Japan's Nikkei share average dipped on Thursday after weak earning reports by companies such as Kobe Steel and in the wake of declines on Wall Street, but the losses were limited as banks performed strongly on the back of rising bond yields.

The Nikkei was down 0.24 per cent at 22,691.24, inching away from a near two-week high marked the previous day.

The S&P 500 and the Dow slipped on Wednesday as gains in Apple shares were offset by a drop in energy and industrial companies, with the latest flare-up in US-China trade tensions dampening broader sentiment.
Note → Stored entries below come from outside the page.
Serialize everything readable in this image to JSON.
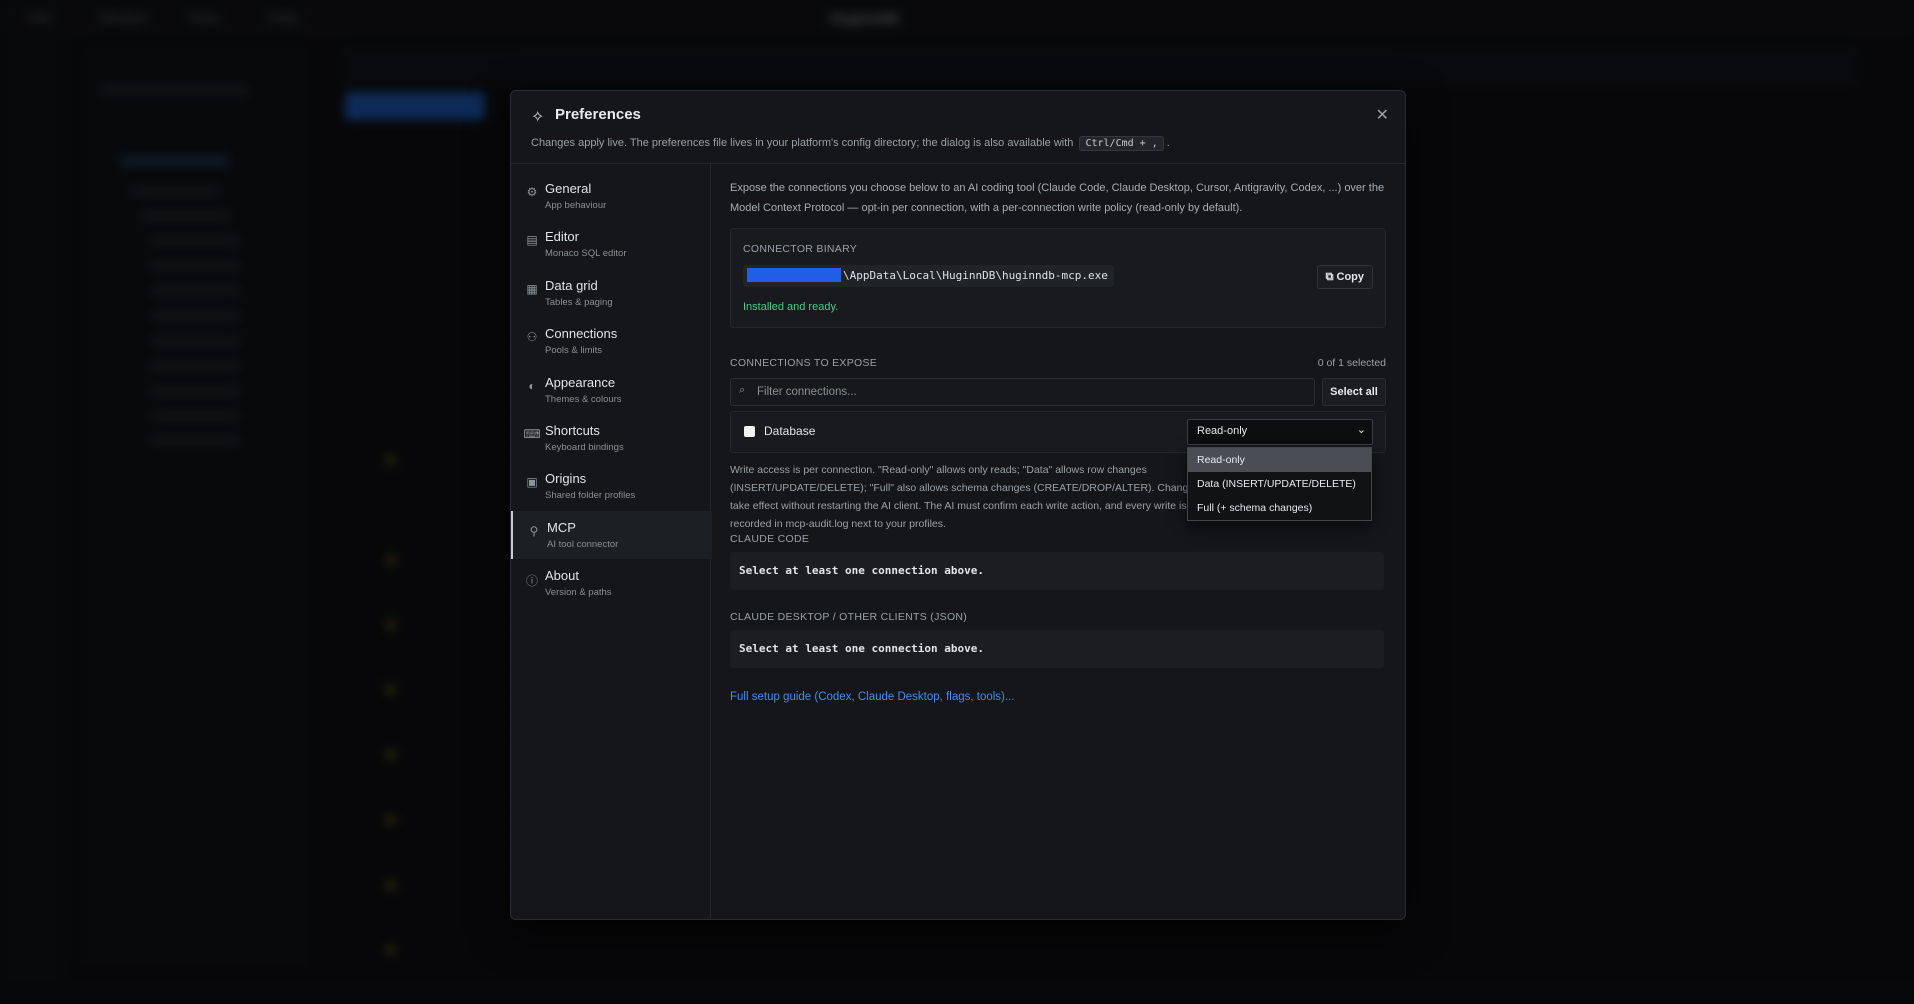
{
  "colors": {
    "accent": "#3d8ef5",
    "success": "#4ecb8a",
    "dialog_bg": "#141619"
  },
  "dialog": {
    "title": "Preferences",
    "title_icon": "sparkle-icon",
    "subtitle_pre": "Changes apply live. The preferences file lives in your platform's config directory; the dialog is also available with",
    "shortcut": "Ctrl/Cmd + ,",
    "subtitle_post": "."
  },
  "nav": [
    {
      "label": "General",
      "desc": "App behaviour",
      "icon": "gear-icon",
      "glyph": "⚙"
    },
    {
      "label": "Editor",
      "desc": "Monaco SQL editor",
      "icon": "file-icon",
      "glyph": "▤"
    },
    {
      "label": "Data grid",
      "desc": "Tables & paging",
      "icon": "table-icon",
      "glyph": "▦"
    },
    {
      "label": "Connections",
      "desc": "Pools & limits",
      "icon": "network-icon",
      "glyph": "⚇"
    },
    {
      "label": "Appearance",
      "desc": "Themes & colours",
      "icon": "palette-icon",
      "glyph": "◐"
    },
    {
      "label": "Shortcuts",
      "desc": "Keyboard bindings",
      "icon": "keyboard-icon",
      "glyph": "⌨"
    },
    {
      "label": "Origins",
      "desc": "Shared folder profiles",
      "icon": "folder-icon",
      "glyph": "▣"
    },
    {
      "label": "MCP",
      "desc": "AI tool connector",
      "icon": "plug-icon",
      "glyph": "⚲"
    },
    {
      "label": "About",
      "desc": "Version & paths",
      "icon": "info-icon",
      "glyph": "ⓘ"
    }
  ],
  "active_nav": "MCP",
  "mcp": {
    "intro": "Expose the connections you choose below to an AI coding tool (Claude Code, Claude Desktop, Cursor, Antigravity, Codex, ...) over the Model Context Protocol — opt-in per connection, with a per-connection write policy (read-only by default).",
    "binary_label": "CONNECTOR BINARY",
    "binary_path": "\\AppData\\Local\\HuginnDB\\huginndb-mcp.exe",
    "copy_label": "Copy",
    "installed_text": "Installed and ready.",
    "connections_label": "CONNECTIONS TO EXPOSE",
    "selected_count": "0 of 1 selected",
    "filter_placeholder": "Filter connections...",
    "select_all_label": "Select all",
    "connection_name": "Database",
    "policy_value": "Read-only",
    "help_text": "Write access is per connection. \"Read-only\" allows only reads; \"Data\" allows row changes (INSERT/UPDATE/DELETE); \"Full\" also allows schema changes (CREATE/DROP/ALTER). Changes take effect without restarting the AI client. The AI must confirm each write action, and every write is recorded in mcp-audit.log next to your profiles.",
    "claude_code_label": "CLAUDE CODE",
    "claude_code_text": "Select at least one connection above.",
    "desktop_label": "CLAUDE DESKTOP / OTHER CLIENTS (JSON)",
    "desktop_text": "Select at least one connection above.",
    "guide_link": "Full setup guide (Codex, Claude Desktop, flags, tools)..."
  },
  "policy_options": [
    "Read-only",
    "Data (INSERT/UPDATE/DELETE)",
    "Full (+ schema changes)"
  ],
  "bg": {
    "menu": [
      "File",
      "Window",
      "View",
      "Help"
    ],
    "app_title": "HuginnDB"
  }
}
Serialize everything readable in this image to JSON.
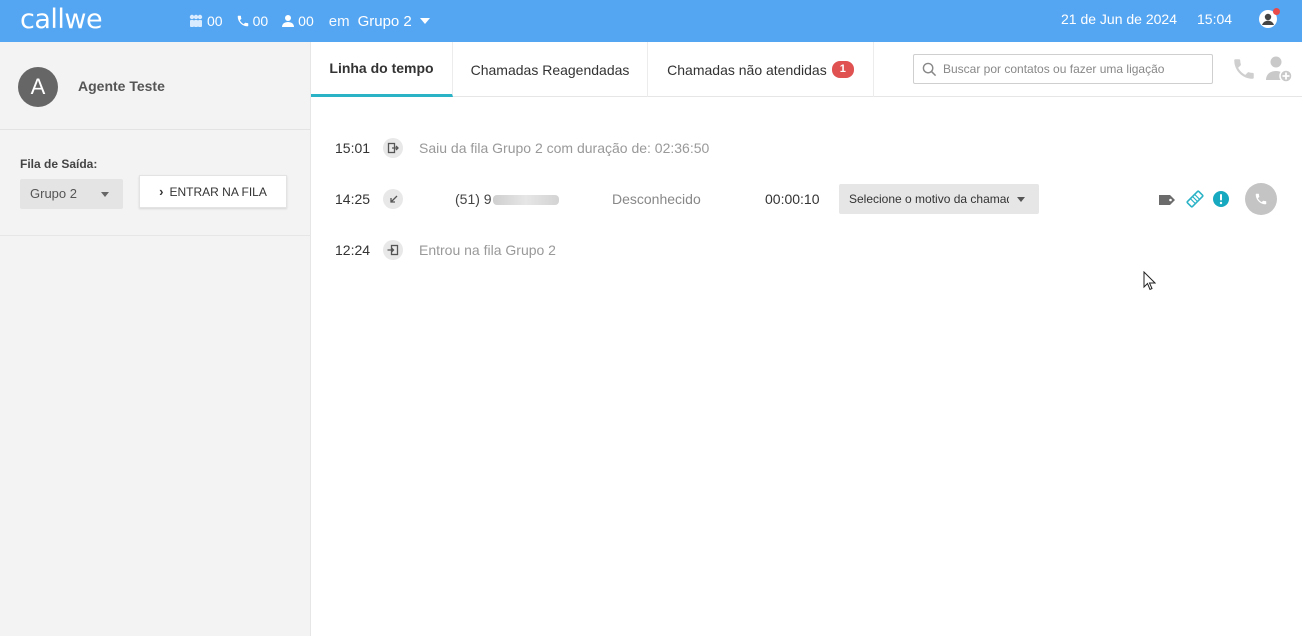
{
  "brand": {
    "logo": "callwe"
  },
  "header": {
    "stats": [
      {
        "icon": "group-icon",
        "value": "00"
      },
      {
        "icon": "phone-icon",
        "value": "00"
      },
      {
        "icon": "user-icon",
        "value": "00"
      }
    ],
    "in_label": "em",
    "group": "Grupo 2",
    "date": "21 de Jun de 2024",
    "time": "15:04"
  },
  "sidebar": {
    "agent_initial": "A",
    "agent_name": "Agente Teste",
    "queue_label": "Fila de Saída:",
    "queue_value": "Grupo 2",
    "enter_button": "ENTRAR NA FILA"
  },
  "tabs": [
    {
      "label": "Linha do tempo",
      "active": true
    },
    {
      "label": "Chamadas Reagendadas",
      "active": false
    },
    {
      "label": "Chamadas não atendidas",
      "badge": "1",
      "active": false
    }
  ],
  "search": {
    "placeholder": "Buscar por contatos ou fazer uma ligação"
  },
  "timeline": [
    {
      "time": "15:01",
      "icon": "exit-queue-icon",
      "text": "Saiu da fila Grupo 2 com duração de: 02:36:50"
    },
    {
      "time": "14:25",
      "icon": "incoming-call-icon",
      "phone": "(51) 9",
      "contact": "Desconhecido",
      "duration": "00:00:10",
      "reason": "Selecione o motivo da chamada"
    },
    {
      "time": "12:24",
      "icon": "enter-queue-icon",
      "text": "Entrou na fila Grupo 2"
    }
  ],
  "colors": {
    "topbar": "#55a6f2",
    "accent": "#2ab2c6",
    "badge": "#e05252"
  }
}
Kobe Steel fell more than 8 per cent after it reported a 55 per cent drop in recurring profit in the April-June quarter as a data-tampering scandal that hit Japan's third largest steelmaker hurt profits. And Furukawa Electric Co slumped 11 per cent after the maker of metal products, cables and optical fibres saw its net profit fall 51.6 per cent to ¥3.31 billion in the April-June quarter.

But a rise in Japan's benchmark 10-year bond yield to a 1-1/2-year peak lifted financial shares, with higher interest rates seen as a boon for banks. Sumitomo Mitsui Financial Group rose 0.44 per cent, Mitsubishi UFJ Financial Group was up 0.8 per cent and Mizuho Financial Group gained 1.1 per cent.

The banking subsector has climbed roughly 2.6 per cent so far this week. Other gainers included Konica Minolta Inc , which rose 4.92 per cent after the printer and optical devices manufacturer revised up its operating profit forecast for the year through March 2019 to ¥62 billion ($555 million) from ¥60 billion.

Technology stocks advanced after the tech-heavy Nasdaq rose overnight. Tokyo Electron climbed 0.5 per cent, Advantest Corp gained 1.4 per cent and SUMCO Corp rose 0.37 per cent. The broader Topix was 0.02 per cent lower at 1,769.27.